1. la multiplication des relais entraîne une lenteur administrative et une difficulté à contrôler la bonne exécution des lois, le décentrement du pouvoir entraîne sa dilution et son affaiblissement.

2. l’Etat apparaît trop loin des gens. Le peuple ne se reconnaît pas dans le pouvoir central, n’a pas d’affection pour lui et donc pas envie de lui obéir et n’est pas prêt à se sacrifier pour lui ( la nation est fondé sur la conscription). Cela met en péril l’unité du peuple car pas de lien vertical unificateur et pas de lien horizontal car : si l’Etat est trop gd, les autres citoyens sont pour chacun « des étrangers », la patrie semble être « le monde », d’où une difficulté à se sentir appartenir à une même communauté malgré ses différences communautaires ( religieuse, culturelle…)

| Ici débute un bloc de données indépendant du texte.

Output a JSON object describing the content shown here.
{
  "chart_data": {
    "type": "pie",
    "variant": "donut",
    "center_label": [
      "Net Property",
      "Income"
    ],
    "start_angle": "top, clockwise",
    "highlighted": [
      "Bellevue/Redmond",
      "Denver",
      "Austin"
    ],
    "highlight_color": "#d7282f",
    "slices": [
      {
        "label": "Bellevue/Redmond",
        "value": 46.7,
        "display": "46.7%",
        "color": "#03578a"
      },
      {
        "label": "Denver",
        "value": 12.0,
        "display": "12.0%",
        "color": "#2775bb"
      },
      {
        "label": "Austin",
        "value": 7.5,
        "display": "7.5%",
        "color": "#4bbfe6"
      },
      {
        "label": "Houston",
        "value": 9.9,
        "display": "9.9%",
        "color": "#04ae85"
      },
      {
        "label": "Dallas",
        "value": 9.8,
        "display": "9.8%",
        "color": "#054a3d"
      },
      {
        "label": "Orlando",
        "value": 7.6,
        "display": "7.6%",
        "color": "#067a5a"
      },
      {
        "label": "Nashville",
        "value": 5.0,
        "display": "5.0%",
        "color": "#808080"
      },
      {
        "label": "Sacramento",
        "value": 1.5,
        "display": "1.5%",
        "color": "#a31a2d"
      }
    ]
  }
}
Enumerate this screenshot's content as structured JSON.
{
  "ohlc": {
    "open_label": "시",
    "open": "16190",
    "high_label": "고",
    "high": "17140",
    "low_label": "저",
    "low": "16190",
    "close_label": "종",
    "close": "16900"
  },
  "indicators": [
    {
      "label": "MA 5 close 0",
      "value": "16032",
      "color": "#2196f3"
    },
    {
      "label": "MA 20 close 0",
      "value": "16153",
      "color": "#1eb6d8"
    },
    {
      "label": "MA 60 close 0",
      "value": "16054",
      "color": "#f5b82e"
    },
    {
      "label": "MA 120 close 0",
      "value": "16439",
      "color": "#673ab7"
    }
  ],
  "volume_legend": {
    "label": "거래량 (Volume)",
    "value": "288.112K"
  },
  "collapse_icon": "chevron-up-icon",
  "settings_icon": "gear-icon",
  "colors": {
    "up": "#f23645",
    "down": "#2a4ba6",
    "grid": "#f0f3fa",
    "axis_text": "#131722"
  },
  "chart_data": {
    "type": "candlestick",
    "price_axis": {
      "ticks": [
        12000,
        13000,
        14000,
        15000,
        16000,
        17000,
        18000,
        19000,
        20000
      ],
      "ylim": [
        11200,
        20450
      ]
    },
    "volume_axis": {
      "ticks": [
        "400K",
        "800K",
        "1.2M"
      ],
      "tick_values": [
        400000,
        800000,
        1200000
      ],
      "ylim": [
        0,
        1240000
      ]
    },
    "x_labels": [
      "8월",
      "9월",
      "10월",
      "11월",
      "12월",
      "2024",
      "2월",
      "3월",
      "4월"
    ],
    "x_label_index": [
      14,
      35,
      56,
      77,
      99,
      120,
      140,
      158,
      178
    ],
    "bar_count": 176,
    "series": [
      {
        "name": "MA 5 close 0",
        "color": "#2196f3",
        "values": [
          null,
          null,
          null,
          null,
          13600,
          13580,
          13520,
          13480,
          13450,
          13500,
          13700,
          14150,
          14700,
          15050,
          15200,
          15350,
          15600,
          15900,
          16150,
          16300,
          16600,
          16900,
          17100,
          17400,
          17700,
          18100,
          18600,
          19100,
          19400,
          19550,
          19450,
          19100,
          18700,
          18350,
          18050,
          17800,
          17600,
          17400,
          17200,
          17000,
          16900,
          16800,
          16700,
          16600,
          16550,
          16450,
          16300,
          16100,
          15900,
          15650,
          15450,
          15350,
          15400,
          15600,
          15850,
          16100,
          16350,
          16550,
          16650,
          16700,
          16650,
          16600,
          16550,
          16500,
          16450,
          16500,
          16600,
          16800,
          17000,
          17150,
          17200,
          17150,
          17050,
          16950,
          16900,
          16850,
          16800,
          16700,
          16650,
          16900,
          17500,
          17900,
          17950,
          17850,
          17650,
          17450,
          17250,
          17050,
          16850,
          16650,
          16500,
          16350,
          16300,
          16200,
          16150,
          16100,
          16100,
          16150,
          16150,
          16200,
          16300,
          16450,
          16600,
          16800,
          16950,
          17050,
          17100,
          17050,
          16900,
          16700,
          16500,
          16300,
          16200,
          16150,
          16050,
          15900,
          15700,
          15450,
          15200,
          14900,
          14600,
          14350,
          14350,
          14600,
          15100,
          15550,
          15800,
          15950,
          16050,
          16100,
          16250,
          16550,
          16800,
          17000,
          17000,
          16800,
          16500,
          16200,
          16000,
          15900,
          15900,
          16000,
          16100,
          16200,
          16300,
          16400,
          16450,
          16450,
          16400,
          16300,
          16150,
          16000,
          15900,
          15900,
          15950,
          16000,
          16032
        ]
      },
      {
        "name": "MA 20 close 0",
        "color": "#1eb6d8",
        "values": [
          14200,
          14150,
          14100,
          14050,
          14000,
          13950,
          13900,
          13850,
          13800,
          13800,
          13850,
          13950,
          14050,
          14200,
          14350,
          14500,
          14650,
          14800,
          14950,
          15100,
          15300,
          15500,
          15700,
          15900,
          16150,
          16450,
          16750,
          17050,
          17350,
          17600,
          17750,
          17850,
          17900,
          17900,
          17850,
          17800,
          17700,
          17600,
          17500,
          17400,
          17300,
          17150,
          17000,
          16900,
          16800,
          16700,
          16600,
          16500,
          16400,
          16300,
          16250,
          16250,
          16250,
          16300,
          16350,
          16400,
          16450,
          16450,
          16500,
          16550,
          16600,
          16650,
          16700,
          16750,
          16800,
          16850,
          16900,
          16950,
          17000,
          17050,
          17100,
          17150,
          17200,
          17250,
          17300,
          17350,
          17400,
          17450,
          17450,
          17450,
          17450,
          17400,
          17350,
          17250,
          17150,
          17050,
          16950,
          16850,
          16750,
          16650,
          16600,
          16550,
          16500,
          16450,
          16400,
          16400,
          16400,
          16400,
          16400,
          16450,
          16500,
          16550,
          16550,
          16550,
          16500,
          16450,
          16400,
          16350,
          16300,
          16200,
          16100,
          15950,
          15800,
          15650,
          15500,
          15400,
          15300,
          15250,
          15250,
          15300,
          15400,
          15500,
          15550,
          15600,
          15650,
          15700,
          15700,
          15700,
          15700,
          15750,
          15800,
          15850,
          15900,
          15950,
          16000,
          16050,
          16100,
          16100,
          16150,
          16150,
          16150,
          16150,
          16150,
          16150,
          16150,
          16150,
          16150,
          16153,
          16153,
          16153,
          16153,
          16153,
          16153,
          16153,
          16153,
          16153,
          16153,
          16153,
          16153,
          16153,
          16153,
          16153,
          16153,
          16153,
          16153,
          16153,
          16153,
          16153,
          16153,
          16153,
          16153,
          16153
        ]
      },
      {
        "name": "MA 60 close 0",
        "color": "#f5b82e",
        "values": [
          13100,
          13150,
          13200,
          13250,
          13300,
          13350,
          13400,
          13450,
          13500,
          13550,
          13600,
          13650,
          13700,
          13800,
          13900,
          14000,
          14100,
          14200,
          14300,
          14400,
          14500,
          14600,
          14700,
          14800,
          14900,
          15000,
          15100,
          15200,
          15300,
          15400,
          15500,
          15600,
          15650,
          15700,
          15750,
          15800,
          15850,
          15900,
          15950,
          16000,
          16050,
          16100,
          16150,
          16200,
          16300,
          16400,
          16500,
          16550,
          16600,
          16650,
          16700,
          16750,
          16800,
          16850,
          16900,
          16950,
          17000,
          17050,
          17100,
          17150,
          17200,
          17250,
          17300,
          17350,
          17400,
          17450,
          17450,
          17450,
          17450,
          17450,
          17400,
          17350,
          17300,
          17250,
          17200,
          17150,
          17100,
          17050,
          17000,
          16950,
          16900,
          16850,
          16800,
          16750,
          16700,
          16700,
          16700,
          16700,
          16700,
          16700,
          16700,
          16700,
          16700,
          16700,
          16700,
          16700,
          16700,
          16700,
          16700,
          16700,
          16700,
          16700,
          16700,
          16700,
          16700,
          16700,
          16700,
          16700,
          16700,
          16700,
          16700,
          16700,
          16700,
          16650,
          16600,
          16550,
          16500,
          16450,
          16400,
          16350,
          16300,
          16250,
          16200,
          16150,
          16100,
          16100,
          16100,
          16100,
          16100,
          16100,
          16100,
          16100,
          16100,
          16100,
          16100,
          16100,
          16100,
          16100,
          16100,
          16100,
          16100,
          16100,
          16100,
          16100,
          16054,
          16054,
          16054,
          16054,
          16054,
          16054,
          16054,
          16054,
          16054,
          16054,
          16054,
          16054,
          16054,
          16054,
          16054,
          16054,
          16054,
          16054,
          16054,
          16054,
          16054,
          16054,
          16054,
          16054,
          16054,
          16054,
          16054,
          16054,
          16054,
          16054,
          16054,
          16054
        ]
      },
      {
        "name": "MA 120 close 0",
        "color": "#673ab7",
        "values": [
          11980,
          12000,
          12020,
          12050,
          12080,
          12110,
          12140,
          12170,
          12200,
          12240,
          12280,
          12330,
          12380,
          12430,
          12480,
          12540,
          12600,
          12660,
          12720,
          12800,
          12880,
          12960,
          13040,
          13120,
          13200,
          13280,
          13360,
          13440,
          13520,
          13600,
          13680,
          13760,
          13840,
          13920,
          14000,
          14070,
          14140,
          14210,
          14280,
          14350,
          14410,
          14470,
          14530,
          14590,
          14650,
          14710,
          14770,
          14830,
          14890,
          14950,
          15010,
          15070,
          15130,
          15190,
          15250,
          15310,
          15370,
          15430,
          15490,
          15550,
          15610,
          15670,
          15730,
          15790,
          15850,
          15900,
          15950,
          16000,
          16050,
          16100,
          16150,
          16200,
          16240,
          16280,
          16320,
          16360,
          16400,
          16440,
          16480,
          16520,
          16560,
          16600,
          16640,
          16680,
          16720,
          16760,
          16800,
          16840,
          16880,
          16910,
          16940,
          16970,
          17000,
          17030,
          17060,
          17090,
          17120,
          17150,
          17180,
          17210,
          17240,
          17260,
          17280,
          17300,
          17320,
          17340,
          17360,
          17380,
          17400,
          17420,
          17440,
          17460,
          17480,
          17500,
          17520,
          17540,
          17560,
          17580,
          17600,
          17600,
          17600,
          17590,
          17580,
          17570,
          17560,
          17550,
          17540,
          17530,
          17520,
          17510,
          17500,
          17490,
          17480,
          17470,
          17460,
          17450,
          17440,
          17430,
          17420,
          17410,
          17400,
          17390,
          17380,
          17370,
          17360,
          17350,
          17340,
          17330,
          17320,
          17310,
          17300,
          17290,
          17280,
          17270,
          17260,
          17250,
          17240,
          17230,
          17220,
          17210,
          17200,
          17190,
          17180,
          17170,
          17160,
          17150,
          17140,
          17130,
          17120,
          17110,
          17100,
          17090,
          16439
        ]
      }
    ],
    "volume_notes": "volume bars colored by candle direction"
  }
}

3. bien gouverner, c’est tenir compte du peuple et de ses particularités. Dans un Etat trop gd, on va avoir  à faire à différents peuples déjà constitués. Or il va falloir donner à tous les mêmes lois tout en tenant compte de la particularité de chacun, d’où difficulté pour le législateur d’adapter la loi à chacun.

4. De plus, cette disparité va empêcher le lien social et créer une confusion dans les esprits, car chaque communauté ou peuple appartient au regard du droit au même état, mais pas de fait et il va obéir au quotidien à des lois différentes, adaptées à sa situation géographique, climatique, culturelle. Mais, surtout, s’ajoutent à cette loi commune adaptée, des lois locales sous forme de coutumes qui sont vivaces au plan local. Le citoyen est perdu au milieu de ses différentes législations.

5. il y a aussi un déficit des autorités. Les chefs dépassés délèguent ; les officiers locaux ont tendance à désobéir et à régner en « petits chefs », en despotes à leur niveau, en toute impunité. C’est donc le règne de la corruption.

Donc, Rousseau fait un portrait très critique du grand Etat. Cette critique correspond à :

–       son analyse des empires de son époque

–       une critique d’une idée en vogue au XVIIIème siècle, celle de Société des nations, défendue dés 1713-1719 par l’Abbé de St Pierre dans son projet de paix perpétuelle en Europe avec une force commune, un pacte de paix entre les nations, à travers une alliance de prêtres. Pour Rousseau, ce type de projet est irréalisable vue la nature des états et des hommes.

–       une nostalgie de la Cité grecque à la taille idéale selon Aristote, pour qui si « le nombre d’habitants peut se saisir d’un seul coup d’œil », alors le territoire est défendable, unitaire et économiquement prospère.